L’augmentation observée au niveau des exportations (+7,5%) concerne les exportations du secteur des industries agroalimentaires (17%), celles des textiles, habillement et cuirs (10,5%) et celles des industries mécaniques et électriques (18,3%). En revanche, les exportations du secteur de l’énergie ont baissé de 38,2% et celles des mines, phosphates et dérivés de 23,9%.

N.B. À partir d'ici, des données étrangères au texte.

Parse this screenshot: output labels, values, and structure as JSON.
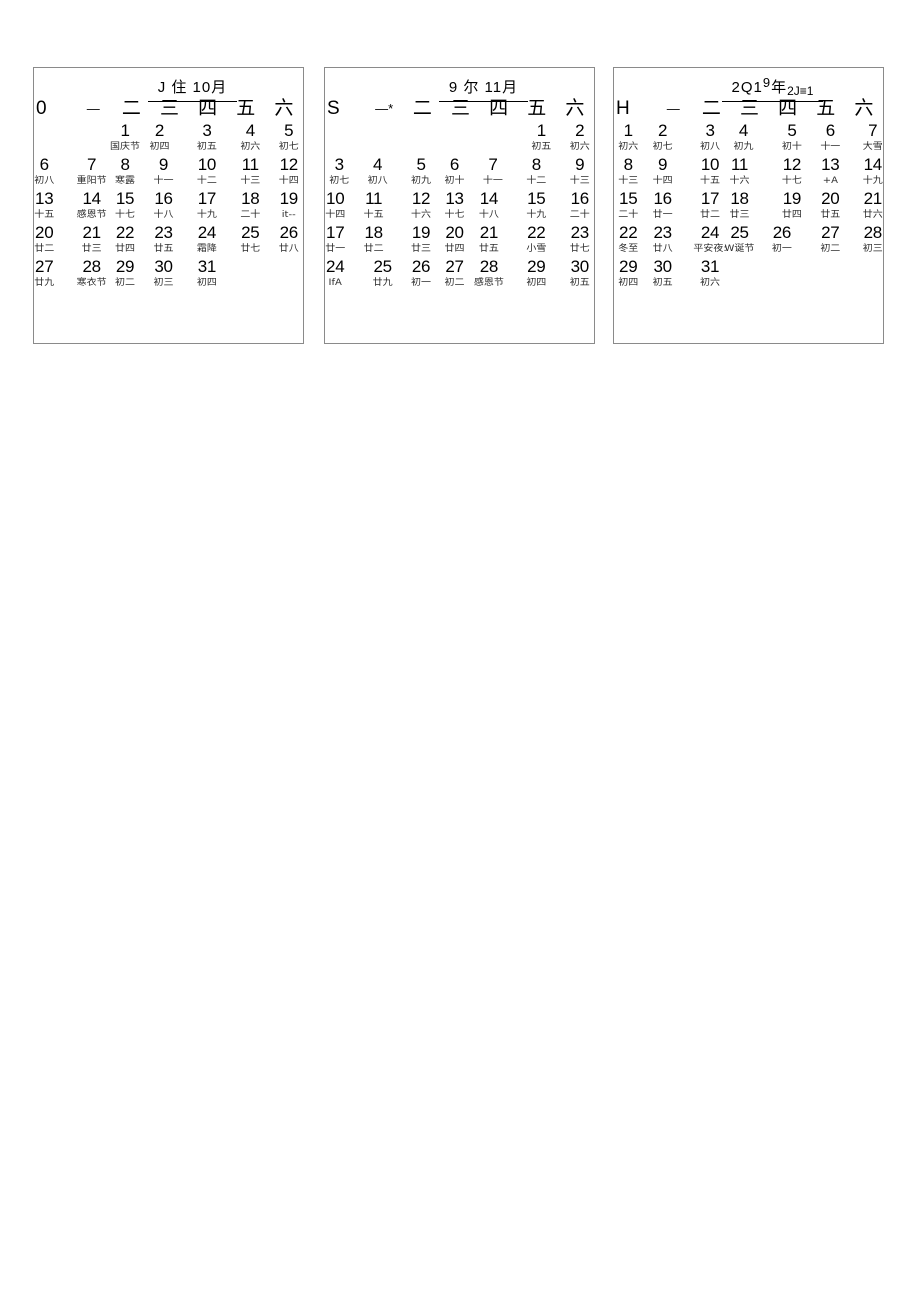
{
  "page": {
    "background_color": "#ffffff",
    "text_color": "#000000",
    "border_color": "#8a8a8a"
  },
  "months": [
    {
      "id": "october",
      "title_main": "J 住 10",
      "title_sup": "",
      "title_tail": "月",
      "title_sub": "",
      "weekday_headers": [
        "0",
        "—",
        "二",
        "三",
        "四",
        "五",
        "六"
      ],
      "weeks": [
        [
          {
            "day": "",
            "lunar": ""
          },
          {
            "day": "",
            "lunar": ""
          },
          {
            "day": "1",
            "lunar": "国庆节"
          },
          {
            "day": "2",
            "lunar": "初四"
          },
          {
            "day": "3",
            "lunar": "初五"
          },
          {
            "day": "4",
            "lunar": "初六"
          },
          {
            "day": "5",
            "lunar": "初七"
          }
        ],
        [
          {
            "day": "6",
            "lunar": "初八"
          },
          {
            "day": "7",
            "lunar": "重阳节"
          },
          {
            "day": "8",
            "lunar": "寒露"
          },
          {
            "day": "9",
            "lunar": "十一"
          },
          {
            "day": "10",
            "lunar": "十二"
          },
          {
            "day": "11",
            "lunar": "十三"
          },
          {
            "day": "12",
            "lunar": "十四"
          }
        ],
        [
          {
            "day": "13",
            "lunar": "十五"
          },
          {
            "day": "14",
            "lunar": "感恩节"
          },
          {
            "day": "15",
            "lunar": "十七"
          },
          {
            "day": "16",
            "lunar": "十八"
          },
          {
            "day": "17",
            "lunar": "十九"
          },
          {
            "day": "18",
            "lunar": "二十"
          },
          {
            "day": "19",
            "lunar": "it--"
          }
        ],
        [
          {
            "day": "20",
            "lunar": "廿二"
          },
          {
            "day": "21",
            "lunar": "廿三"
          },
          {
            "day": "22",
            "lunar": "廿四"
          },
          {
            "day": "23",
            "lunar": "廿五"
          },
          {
            "day": "24",
            "lunar": "霜降"
          },
          {
            "day": "25",
            "lunar": "廿七"
          },
          {
            "day": "26",
            "lunar": "廿八"
          }
        ],
        [
          {
            "day": "27",
            "lunar": "廿九"
          },
          {
            "day": "28",
            "lunar": "寒衣节"
          },
          {
            "day": "29",
            "lunar": "初二"
          },
          {
            "day": "30",
            "lunar": "初三"
          },
          {
            "day": "31",
            "lunar": "初四"
          },
          {
            "day": "",
            "lunar": ""
          },
          {
            "day": "",
            "lunar": ""
          }
        ]
      ]
    },
    {
      "id": "november",
      "title_main": "9 尔 11",
      "title_sup": "",
      "title_tail": "月",
      "title_sub": "",
      "weekday_headers": [
        "S",
        "—*",
        "二",
        "三",
        "四",
        "五",
        "六"
      ],
      "weeks": [
        [
          {
            "day": "",
            "lunar": ""
          },
          {
            "day": "",
            "lunar": ""
          },
          {
            "day": "",
            "lunar": ""
          },
          {
            "day": "",
            "lunar": ""
          },
          {
            "day": "",
            "lunar": ""
          },
          {
            "day": "1",
            "lunar": "初五"
          },
          {
            "day": "2",
            "lunar": "初六"
          }
        ],
        [
          {
            "day": "3",
            "lunar": "初七"
          },
          {
            "day": "4",
            "lunar": "初八"
          },
          {
            "day": "5",
            "lunar": "初九"
          },
          {
            "day": "6",
            "lunar": "初十"
          },
          {
            "day": "7",
            "lunar": "十一"
          },
          {
            "day": "8",
            "lunar": "十二"
          },
          {
            "day": "9",
            "lunar": "十三"
          }
        ],
        [
          {
            "day": "10",
            "lunar": "十四"
          },
          {
            "day": "11",
            "lunar": "十五"
          },
          {
            "day": "12",
            "lunar": "十六"
          },
          {
            "day": "13",
            "lunar": "十七"
          },
          {
            "day": "14",
            "lunar": "十八"
          },
          {
            "day": "15",
            "lunar": "十九"
          },
          {
            "day": "16",
            "lunar": "二十"
          }
        ],
        [
          {
            "day": "17",
            "lunar": "廿一"
          },
          {
            "day": "18",
            "lunar": "廿二"
          },
          {
            "day": "19",
            "lunar": "廿三"
          },
          {
            "day": "20",
            "lunar": "廿四"
          },
          {
            "day": "21",
            "lunar": "廿五"
          },
          {
            "day": "22",
            "lunar": "小雪"
          },
          {
            "day": "23",
            "lunar": "廿七"
          }
        ],
        [
          {
            "day": "24",
            "lunar": "IfA"
          },
          {
            "day": "25",
            "lunar": "廿九"
          },
          {
            "day": "26",
            "lunar": "初一"
          },
          {
            "day": "27",
            "lunar": "初二"
          },
          {
            "day": "28",
            "lunar": "感恩节"
          },
          {
            "day": "29",
            "lunar": "初四"
          },
          {
            "day": "30",
            "lunar": "初五"
          }
        ]
      ]
    },
    {
      "id": "december",
      "title_main": "2Q1",
      "title_sup": "9",
      "title_tail": "年",
      "title_sub": "2J≡1",
      "weekday_headers": [
        "H",
        "—",
        "二",
        "三",
        "四",
        "五",
        "六"
      ],
      "weeks": [
        [
          {
            "day": "1",
            "lunar": "初六"
          },
          {
            "day": "2",
            "lunar": "初七"
          },
          {
            "day": "3",
            "lunar": "初八"
          },
          {
            "day": "4",
            "lunar": "初九"
          },
          {
            "day": "5",
            "lunar": "初十"
          },
          {
            "day": "6",
            "lunar": "十一"
          },
          {
            "day": "7",
            "lunar": "大雪"
          }
        ],
        [
          {
            "day": "8",
            "lunar": "十三"
          },
          {
            "day": "9",
            "lunar": "十四"
          },
          {
            "day": "10",
            "lunar": "十五"
          },
          {
            "day": "11",
            "lunar": "十六"
          },
          {
            "day": "12",
            "lunar": "十七"
          },
          {
            "day": "13",
            "lunar": "+A"
          },
          {
            "day": "14",
            "lunar": "十九"
          }
        ],
        [
          {
            "day": "15",
            "lunar": "二十"
          },
          {
            "day": "16",
            "lunar": "廿一"
          },
          {
            "day": "17",
            "lunar": "廿二"
          },
          {
            "day": "18",
            "lunar": "廿三"
          },
          {
            "day": "19",
            "lunar": "廿四"
          },
          {
            "day": "20",
            "lunar": "廿五"
          },
          {
            "day": "21",
            "lunar": "廿六"
          }
        ],
        [
          {
            "day": "22",
            "lunar": "冬至"
          },
          {
            "day": "23",
            "lunar": "廿八"
          },
          {
            "day": "24",
            "lunar": "平安夜:"
          },
          {
            "day": "25",
            "lunar": "W诞节"
          },
          {
            "day": "26",
            "lunar": "初一"
          },
          {
            "day": "27",
            "lunar": "初二"
          },
          {
            "day": "28",
            "lunar": "初三"
          }
        ],
        [
          {
            "day": "29",
            "lunar": "初四"
          },
          {
            "day": "30",
            "lunar": "初五"
          },
          {
            "day": "31",
            "lunar": "初六"
          },
          {
            "day": "",
            "lunar": ""
          },
          {
            "day": "",
            "lunar": ""
          },
          {
            "day": "",
            "lunar": ""
          },
          {
            "day": "",
            "lunar": ""
          }
        ]
      ]
    }
  ]
}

Le repli observé au niveau des importations (-3,7%) provient de la baisse enregistrée au niveau des importations des produits énergétiques (-8,3%) et des matières premières et demi-produits (-6,4%). Tandis que les importations des biens d’équipement et de consommation ont augmenté modérément de 0,1 et 3,4%. Cette évolution des importations reflète notamment le ralentissement de l’activité économique et les perturbations de l’approvisionnement du marché en produits de consommation sensible.

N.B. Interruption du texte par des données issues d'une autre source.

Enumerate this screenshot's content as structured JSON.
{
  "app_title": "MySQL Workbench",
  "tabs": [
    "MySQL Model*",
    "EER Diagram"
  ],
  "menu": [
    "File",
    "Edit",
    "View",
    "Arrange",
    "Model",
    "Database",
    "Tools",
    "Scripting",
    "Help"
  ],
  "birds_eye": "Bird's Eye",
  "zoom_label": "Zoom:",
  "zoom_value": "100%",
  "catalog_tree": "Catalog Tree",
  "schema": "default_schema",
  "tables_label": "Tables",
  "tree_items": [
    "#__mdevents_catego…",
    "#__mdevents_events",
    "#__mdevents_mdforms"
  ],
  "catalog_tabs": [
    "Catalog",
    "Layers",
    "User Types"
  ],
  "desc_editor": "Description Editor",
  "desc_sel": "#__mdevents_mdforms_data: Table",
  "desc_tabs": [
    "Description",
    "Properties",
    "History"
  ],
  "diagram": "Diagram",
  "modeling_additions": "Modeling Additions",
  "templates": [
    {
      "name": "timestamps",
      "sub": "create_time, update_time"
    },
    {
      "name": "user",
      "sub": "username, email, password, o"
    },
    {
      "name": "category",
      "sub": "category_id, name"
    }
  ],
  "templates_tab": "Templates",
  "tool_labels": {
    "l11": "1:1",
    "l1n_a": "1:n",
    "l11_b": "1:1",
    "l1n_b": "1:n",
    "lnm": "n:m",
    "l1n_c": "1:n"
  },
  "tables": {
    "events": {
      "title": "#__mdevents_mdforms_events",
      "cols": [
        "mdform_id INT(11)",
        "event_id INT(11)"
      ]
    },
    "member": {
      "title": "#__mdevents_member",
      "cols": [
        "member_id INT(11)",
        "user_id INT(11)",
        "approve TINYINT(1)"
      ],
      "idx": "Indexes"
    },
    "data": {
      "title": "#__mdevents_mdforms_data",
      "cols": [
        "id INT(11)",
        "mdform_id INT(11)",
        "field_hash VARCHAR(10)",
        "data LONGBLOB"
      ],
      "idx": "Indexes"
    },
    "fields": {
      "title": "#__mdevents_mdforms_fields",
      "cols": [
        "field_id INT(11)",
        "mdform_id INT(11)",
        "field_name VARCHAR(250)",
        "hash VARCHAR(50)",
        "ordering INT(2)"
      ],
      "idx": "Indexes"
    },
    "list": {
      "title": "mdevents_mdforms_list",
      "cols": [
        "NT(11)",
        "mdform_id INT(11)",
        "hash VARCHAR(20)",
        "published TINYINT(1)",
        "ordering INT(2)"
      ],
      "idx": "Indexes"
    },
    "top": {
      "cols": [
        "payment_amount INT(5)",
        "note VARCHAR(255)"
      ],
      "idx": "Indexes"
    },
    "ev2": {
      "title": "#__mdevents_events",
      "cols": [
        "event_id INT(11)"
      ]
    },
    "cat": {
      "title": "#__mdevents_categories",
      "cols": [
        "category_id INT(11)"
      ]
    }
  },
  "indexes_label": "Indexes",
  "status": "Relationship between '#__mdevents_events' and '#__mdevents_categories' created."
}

Détente temporaire du Baudet de l’Etat
Le budget de l’Etat connaît une certaine détente temporaire mais les difficultés de mobilisation des ressources de financement extérieures se poursuivent. «Les statistiques disponibles sur l’exécution du budget de l’Etat, pour les huit premiers mois de 2023, font ressortir une évolution des ressources de l’Etat de 7.5% contre 13.2% prévus par la loi de finances de 2023, s’expliquant par un rythme plus faible que prévu de l’évolution des recettes fiscales (9% contre 14.3 % prévu) du fait notamment d’une augmentation faible de l’impôt indirect de 4.6%. Les dépenses enregistrent une hausse de 4.0% % contre 6.7 % prévu. L’on note notamment une évolution des dépenses d’intervention de 2.2% et une augmentation des investissements de l’Etat de 8.2% ».

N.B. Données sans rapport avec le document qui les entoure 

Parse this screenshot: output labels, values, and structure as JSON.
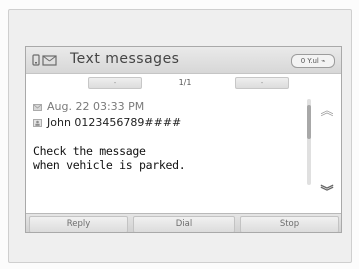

Cette évolution des recettes et dépenses de l’Etat a entraîné une baisse du déficit budgétaire à 1001 MD durant les huit premiers mois de 2023. Son financement a été réalisé notamment grâce au recours aux crédits intérieurs qui ont totalisé 5.191 MD durant les huit premiers mois de 2023 contre une enveloppe de 9593 MD prévue par la loi de finances
Les crédits extérieurs se sont limités, en revanche, à 3.671 MD contre une prévision initiale de 14.368 MD reflétant les difficultés de mobilisation des ressources extérieures de financement. «L’augmentation des dépenses (4.0%) ne reflète pas toutefois la situation réelle de l’économie du pays, car plusieurs créanciers de l’État ne sont pas encore payés, notamment au niveau de la compensation ».Par ailleurs, l’évolution de la conjoncture mondiale et nationale a nécessité la révision de certains indicateurs tels que la croissance du PIB (O.9% contre 1.8%), le prix du pétrole (89 $ le baril au lieu de 83 $) et l’actualisation des recettes de l’Etat et des dépenses avec un écart de 3.214 MD par rapport aux prévisions initialesDurant les neuf mois de 2023, une certaine détente est observée au niveau du solde courant de la balance des paiements et de l’équilibre du budget de l’Etat ainsi que quelques signes d’amélioration au niveau de l’évolution des déclarations d’investissement dans le secteur des industries manufacturières. Mais cela ne doit pas occulter la persistance de certaines difficultés dont notamment la croissance s’inscrit sur un sentier faible, qui « s’explique certes par des facteurs conjoncturels, internes et externes, mais aussi par des facteurs structurels dont notamment la baisse de la croissance potentielle résultant du niveau faible de l’investissement et l’érosion de la classe moyenne en relation avec l’augmentation excessive et continue du coût de la vie et la baisse du pouvoir d’achat ». Ceci outre l’augmentation du taux de chômage, les difficultés de mobilisation des ressources extérieures de financement qui risquent de poser de sérieux problèmes au niveau de l’équilibre de la balance des paiements et du budget de l’Etat et au niveau du remboursement de la dette extérieure.